When it comes to climate change and peatlands, the key thing to remember is the lifetime of carbon storage. A tree grows relatively quickly and might take in carbon at a faster rate than the same volume of sphagnum moss; however, the carbon stored by that tree will likely return to the atmosphere (if the tree is cut down, burned, rots away etc.) within 40, 50 or maybe several hundred years. This sounds like a long time, but it’s the blink of an eye in the lifetime of a healthy peat bog, which can lock carbon in for tens of thousands of years ideally…
I say “ideally” because this only works if we don’t mess with the bogs. An unhealthy bog – that is one which has been drained for crops (including trees), trampled by cows, or harvested for compost – does not give us environmental benefits. In fact, an unhealthy bog will release more greenhouse gasses than it stores in some instances.
How can The Flow Country help us with the climate crisis?
For a peatland, The Flow Country is in comparatively remarkable health; however this is more a reflection on the terrible management of most other peatlands worldwide. Indeed, sizeable stretches of The Flow Country have been drained for agriculture and forestry. This has left many areas emitting carbon and polluting nearby rivers with sediment.
During the 60s and 70s, the UK Government encouraged tree planting with tax incentives. Trees were often planted in inappropriate places, as wealthy investors rushed to take advantage of these tax breaks. Locals sometimes refer to the “Terry Wogan” or “Cliff Richard” forests in recognition of the celebrities who ploughed their money into planting in The Flow Country. While it is unlikely that Sir Cliff, or even his accountant, knew exactly what impact his investment would have on the delicate blanket bog habitat, we are still dealing with the ramifications today.
It is quite difficult to get rid of a forest once it has been established for several decades. Even if you removed 100 trees from a square kilometre of bog in a year, you can expect to see thousands of new shoots springing up in exactly the same location the following year. Halting tree regeneration might sound like an unusual target for conservation groups such as the RSPB, and certainly many volunteers are surprised the spend so much of their conservation holidays uprooting baby trees, but it is the best thing for the bog and for climate change in the long run. Other conservation activities include blocking man-made drains in the bog and monitoring and reducing the number of deer in The Flow Country.
Overall, there are reasons to be positive when it comes to peatland management in Scotland. We are world leaders in peatland protection and The Flow Country is very much the jewel in the crown. The Flow Country is just one peatland in the UK, but it stores 3 times the amount of carbon stored in every tree in the UK put together. If we can protect our peatlands, we will lock that carbon into the ground for thousands of years to come.
Restoration efforts are ongoing in many different locations across The Flow Country, often supported by Peatland Action.

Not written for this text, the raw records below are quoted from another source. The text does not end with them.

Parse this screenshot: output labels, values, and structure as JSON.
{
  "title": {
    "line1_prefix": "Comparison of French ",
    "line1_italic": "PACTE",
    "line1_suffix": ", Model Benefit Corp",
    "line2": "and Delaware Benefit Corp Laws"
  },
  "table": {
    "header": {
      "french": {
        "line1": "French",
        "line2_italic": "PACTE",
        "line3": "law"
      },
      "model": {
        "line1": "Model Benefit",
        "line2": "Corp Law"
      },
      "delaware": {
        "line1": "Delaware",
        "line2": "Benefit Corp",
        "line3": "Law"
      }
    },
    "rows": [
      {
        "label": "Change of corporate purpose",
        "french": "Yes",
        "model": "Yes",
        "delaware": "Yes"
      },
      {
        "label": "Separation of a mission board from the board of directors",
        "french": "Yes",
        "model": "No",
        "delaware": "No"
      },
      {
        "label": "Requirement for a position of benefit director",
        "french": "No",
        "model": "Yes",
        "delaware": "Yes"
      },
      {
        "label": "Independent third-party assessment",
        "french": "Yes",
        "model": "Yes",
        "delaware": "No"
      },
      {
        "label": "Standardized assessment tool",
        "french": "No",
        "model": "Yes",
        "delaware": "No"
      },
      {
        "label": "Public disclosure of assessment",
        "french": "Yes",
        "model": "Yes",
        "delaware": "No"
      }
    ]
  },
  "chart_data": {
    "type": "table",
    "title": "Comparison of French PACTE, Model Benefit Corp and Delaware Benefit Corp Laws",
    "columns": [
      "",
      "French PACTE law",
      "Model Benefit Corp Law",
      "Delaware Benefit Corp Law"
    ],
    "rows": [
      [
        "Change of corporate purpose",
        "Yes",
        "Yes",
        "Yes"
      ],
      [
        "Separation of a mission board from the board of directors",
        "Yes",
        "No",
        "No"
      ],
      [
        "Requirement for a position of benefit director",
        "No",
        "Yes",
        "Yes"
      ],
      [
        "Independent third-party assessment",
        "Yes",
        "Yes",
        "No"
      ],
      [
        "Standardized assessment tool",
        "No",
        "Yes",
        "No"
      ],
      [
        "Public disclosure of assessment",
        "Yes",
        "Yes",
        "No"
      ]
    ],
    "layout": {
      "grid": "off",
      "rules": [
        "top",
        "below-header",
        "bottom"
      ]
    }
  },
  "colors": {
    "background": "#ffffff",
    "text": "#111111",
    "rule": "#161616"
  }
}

There is also a growing awareness of the importance of peatlands among the local population, which is helping us in our conversations with landowners and managers. In the future, monetising peatland restoration through carbon credits offers a potentially game changing incentive to landowners and businesses.
A World Heritage Site would not represent a panacea for the social and environmental challenges we are facing in The Flow Country. I do believe, however, that it would offer an appropriate celebration of the natural and cultural heritage of this extraordinary place and encourage people worldwide to think about their own patches of peatland.